Kayvan R. Keshari, who studies cancer metabolism at Memorial Sloan Kettering Cancer Center and was not involved in the work, says the finding is a nice demonstration of how isotope tracing methods can determine the role nutrients play in living organisms. However, he says in an email, “fructose metabolism remains a key area of controversy with many studies arguing it enhances growth for various reasons across many different tissues of origin.” While the study is important for the nutritional metabolism field, Keshari says, more work is needed to see how relevant the finding is to human cancers.

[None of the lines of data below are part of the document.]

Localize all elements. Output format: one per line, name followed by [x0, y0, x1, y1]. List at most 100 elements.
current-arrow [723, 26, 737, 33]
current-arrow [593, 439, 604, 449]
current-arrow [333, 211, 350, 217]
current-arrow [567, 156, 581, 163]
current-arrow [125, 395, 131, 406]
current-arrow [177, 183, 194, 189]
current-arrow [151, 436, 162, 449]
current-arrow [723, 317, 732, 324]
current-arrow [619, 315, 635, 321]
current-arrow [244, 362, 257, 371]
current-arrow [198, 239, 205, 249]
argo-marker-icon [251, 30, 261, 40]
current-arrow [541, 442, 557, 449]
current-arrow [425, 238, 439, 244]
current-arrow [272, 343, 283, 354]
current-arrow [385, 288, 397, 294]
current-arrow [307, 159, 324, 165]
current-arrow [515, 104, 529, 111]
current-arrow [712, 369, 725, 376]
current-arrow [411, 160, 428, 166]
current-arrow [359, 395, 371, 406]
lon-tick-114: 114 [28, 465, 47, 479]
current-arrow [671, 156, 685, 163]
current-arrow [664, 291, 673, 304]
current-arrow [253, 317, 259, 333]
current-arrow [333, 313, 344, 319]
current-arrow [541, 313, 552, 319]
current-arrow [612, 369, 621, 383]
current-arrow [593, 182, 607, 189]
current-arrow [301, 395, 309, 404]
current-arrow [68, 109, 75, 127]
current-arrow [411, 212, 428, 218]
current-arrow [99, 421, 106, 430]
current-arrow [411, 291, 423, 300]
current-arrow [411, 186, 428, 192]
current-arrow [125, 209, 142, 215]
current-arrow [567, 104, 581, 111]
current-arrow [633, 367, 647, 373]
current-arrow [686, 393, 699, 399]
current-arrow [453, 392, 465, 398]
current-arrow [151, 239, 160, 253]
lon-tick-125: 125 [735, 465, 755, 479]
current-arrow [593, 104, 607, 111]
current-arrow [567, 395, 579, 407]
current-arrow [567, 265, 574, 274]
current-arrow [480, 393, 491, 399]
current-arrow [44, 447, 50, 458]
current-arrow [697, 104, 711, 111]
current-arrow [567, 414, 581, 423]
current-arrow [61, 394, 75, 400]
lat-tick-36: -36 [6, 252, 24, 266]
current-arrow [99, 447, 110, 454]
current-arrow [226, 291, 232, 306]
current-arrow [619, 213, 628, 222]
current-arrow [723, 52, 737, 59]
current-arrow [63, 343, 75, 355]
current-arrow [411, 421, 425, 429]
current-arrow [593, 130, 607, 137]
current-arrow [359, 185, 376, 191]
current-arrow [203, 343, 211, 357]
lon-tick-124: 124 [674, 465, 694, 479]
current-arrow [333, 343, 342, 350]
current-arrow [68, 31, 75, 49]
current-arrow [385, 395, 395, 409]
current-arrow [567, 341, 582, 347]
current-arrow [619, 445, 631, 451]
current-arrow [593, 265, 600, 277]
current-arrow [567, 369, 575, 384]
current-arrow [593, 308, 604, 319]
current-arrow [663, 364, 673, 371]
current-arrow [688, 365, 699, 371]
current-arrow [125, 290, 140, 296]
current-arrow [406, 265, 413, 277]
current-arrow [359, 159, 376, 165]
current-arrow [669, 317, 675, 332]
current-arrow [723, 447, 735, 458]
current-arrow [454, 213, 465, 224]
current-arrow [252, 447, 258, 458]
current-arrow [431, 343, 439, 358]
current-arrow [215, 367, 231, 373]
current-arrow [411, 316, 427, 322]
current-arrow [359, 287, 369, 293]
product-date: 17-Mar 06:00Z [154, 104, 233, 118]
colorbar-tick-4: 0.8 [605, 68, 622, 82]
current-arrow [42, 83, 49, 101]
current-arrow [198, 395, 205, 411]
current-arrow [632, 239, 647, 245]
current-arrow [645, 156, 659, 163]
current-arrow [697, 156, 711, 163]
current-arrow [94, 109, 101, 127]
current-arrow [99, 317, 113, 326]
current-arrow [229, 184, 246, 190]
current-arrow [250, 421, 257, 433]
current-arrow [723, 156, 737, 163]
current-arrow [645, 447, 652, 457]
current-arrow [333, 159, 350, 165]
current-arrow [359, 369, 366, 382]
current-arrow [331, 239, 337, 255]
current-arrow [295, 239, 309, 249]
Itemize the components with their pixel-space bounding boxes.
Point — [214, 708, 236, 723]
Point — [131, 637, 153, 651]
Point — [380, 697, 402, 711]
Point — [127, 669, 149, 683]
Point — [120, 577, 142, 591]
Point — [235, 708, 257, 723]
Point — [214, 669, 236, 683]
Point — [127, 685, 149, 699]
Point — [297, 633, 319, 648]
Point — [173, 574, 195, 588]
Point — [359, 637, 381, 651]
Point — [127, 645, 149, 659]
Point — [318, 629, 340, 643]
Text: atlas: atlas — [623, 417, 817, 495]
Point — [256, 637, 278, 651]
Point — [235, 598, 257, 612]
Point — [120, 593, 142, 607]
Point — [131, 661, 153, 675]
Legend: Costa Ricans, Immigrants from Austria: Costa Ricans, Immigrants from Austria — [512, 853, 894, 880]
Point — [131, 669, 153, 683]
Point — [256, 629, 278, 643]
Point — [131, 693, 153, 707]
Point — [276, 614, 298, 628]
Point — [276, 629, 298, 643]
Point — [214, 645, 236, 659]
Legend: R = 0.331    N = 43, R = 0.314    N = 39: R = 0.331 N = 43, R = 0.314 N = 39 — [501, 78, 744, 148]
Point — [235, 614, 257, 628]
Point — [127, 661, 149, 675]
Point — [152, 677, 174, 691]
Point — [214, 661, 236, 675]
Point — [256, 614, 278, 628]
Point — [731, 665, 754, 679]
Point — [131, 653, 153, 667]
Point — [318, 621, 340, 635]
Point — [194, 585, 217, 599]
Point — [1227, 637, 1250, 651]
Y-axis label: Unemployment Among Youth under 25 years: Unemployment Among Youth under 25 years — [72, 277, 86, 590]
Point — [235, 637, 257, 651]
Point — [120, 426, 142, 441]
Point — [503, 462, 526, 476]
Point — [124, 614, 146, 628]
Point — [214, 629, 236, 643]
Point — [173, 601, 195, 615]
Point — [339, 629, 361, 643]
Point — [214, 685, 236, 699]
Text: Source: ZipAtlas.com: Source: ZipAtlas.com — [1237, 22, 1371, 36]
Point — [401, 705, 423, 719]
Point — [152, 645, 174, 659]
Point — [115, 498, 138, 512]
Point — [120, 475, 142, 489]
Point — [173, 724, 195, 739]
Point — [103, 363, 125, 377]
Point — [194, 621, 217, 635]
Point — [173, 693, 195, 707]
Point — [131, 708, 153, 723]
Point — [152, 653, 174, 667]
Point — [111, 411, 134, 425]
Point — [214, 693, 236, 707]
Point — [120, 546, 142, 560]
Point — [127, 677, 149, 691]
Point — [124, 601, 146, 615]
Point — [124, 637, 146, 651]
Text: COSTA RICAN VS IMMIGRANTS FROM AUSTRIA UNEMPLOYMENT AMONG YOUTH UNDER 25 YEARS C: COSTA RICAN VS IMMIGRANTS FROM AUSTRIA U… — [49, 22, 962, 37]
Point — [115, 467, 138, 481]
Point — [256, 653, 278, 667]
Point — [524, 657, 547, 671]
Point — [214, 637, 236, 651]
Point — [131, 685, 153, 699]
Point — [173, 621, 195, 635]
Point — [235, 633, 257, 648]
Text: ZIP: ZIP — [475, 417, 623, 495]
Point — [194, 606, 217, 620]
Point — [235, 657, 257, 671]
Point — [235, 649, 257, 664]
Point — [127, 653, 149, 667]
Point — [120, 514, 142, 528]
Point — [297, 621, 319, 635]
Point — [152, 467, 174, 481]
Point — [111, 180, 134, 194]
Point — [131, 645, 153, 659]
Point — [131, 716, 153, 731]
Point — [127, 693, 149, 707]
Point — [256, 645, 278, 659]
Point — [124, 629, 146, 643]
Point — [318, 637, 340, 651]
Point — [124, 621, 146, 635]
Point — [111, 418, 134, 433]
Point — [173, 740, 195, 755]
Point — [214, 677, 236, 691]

Ralph DeBerardinis, an expert in metabolic disorders at the University of Texas Southwestern Medical Center and was also not involved in the research, says in an email that “there’s evidence that part of the problem with high fructose diets is that they promote obesity, and obesity increases the risk of some kinds of cancer.” The recent study suggests that consuming fructose “may also stimulate growth of existing tumors through its effects on lipid metabolism in the liver,” he says.

Patti points out that the researchers didn’t find that fructose causes cancer but rather that it makes existing cancer cells proliferate. “What this really underscores is that when we think about cancer metabolism, you can’t just think about the malignant cells themselves,” he says. “You have to recognize that all of the healthy tissues in the body also are contributing to what happens.”